Whether you breeze through all the nights or get stuck repeatedly dying just before a night ends and give up due to frustration, there's a very limited timetable on how much fun you're going to have with any of these games.
Or at least, that's how it was, until now.
Some much-needed changes have occurred here that were long, long overdue. Even just a few minutes into Sister Location, its clear there was significantly more effort and care put it into this entry than the gimmicky previous games.
Changing The FNAF Formula
There's some hilarious comedy right off the bat with a keypad that won't let you properly type and some fabulous lines involving changing voices and personalities.
While the bulk of any given night has that tense sensation of, "Oh god, when am I going to get suddenly killed by an animatronic bear?", each level is continuously peppered with dark humor.
In a suprisingly self-aware move, there's even commentary on the franchise itself and people's reaction to it, when the mysterious female narrator muses:
“I wonder what would make a person willingly come here to spend night after night in a place like this? Is it... curiosity... or just ignorance?”
Most importantly, the actual gameplay has been tweaked so its not the exact same experience constantly. While there are elements you will find familiar, the bulk of this game is not spent sitting in a control room checking monitors and closing doors.
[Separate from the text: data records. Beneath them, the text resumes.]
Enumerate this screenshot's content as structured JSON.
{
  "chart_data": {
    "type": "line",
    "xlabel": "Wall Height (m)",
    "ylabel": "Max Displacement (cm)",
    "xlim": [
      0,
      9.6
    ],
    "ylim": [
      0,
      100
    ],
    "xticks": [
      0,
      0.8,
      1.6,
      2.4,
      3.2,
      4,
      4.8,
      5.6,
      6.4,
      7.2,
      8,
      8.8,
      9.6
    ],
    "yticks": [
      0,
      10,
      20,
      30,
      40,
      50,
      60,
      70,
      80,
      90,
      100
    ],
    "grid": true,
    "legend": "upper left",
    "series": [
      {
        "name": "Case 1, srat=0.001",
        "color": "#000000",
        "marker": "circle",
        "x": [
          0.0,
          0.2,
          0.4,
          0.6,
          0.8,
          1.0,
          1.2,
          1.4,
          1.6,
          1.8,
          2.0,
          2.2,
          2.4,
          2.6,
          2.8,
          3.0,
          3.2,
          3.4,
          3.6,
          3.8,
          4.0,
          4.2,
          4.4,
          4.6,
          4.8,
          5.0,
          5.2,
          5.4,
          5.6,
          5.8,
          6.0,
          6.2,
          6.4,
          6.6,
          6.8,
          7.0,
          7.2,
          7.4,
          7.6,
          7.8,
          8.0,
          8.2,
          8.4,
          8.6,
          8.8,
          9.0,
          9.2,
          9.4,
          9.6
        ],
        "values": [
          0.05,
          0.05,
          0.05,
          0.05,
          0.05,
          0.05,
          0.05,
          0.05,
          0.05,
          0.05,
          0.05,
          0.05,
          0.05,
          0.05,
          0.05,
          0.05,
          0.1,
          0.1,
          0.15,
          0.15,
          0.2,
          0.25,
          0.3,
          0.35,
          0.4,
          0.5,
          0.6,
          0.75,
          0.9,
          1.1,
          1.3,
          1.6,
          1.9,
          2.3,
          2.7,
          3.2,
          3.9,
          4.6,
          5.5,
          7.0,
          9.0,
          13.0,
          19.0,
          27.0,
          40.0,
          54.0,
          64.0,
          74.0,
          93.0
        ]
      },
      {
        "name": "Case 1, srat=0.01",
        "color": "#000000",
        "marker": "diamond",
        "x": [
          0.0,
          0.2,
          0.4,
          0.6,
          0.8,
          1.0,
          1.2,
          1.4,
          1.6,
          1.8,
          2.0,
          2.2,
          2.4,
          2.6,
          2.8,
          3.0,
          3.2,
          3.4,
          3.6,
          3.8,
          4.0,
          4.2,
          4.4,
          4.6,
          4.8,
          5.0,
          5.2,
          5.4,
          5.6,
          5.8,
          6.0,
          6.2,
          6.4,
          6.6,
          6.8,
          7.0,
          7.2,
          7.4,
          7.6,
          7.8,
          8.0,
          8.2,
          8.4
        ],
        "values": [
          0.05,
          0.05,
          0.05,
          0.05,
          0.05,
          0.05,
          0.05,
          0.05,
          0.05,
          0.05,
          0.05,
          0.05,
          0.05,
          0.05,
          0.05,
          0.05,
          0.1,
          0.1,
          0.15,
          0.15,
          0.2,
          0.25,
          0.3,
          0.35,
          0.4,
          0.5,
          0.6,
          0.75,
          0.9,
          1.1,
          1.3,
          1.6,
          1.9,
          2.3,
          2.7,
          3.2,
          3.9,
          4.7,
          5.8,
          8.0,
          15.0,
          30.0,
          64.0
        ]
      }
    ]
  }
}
Crawling through vents, hiding under a desk, tightening screws to hold back enemies trying to get at you: there's a much bigger variety of gameplay elements on display, even if it is all still very simplistic. But don't worry, there's still terrible dolls who will leap out of the darkness to tear you to pieces when you mess up.
There's more to the horror aspect than just the jump scares as well, with the female narrator in particular offering some very chilling and unsettling revelations over the course of each night.
Ups And Downs
While there have been commendable changes, there are also some returning frustrations that need to be addressed. First up, this game massively needs a save system of SOME kind beyond just starting a specific night.
There were several segments I didn't want to have to replay, and I also don't want to start the entire day over every time I exit the game. The breaker room and ballerina death crawl specifically come to mind, as I don't enjoy having to repeatedly go through a frustrating slow motion segment just to get back to the next puzzle.
There's also some very unbalanced difficulty. You will play that utterly evil night 4 marionette sequence probably several dozen times – even if you know ahead of time what you are supposed to be doing. I haven't been this frustrated with a single game sequence since the hotel flight section from Call Of Cthuhlu: Dark Corners Of The Earth.
The Bottom Line
In terms of actual gameplay and polish, this is easily the best FNAF game, and if you rolled your eyes at the repetitive nature of the previous entries, then this one may actually be worth trying out.
Honestly I'm hoping this signals a shift in the development cycle of the series so Five Nights At Freddy's can become more legitimate and less of an amusing gimmick.
If you're reading this Scott: thanks for the best FNAF so far, but now take some time off, spend a year or even two developing a whole new concept based around this mythology with some more advanced gameplay. Maybe spend some of that fat dough on a small team of programmers to help out? Then come back in 2018 or so and really wow us with the next one.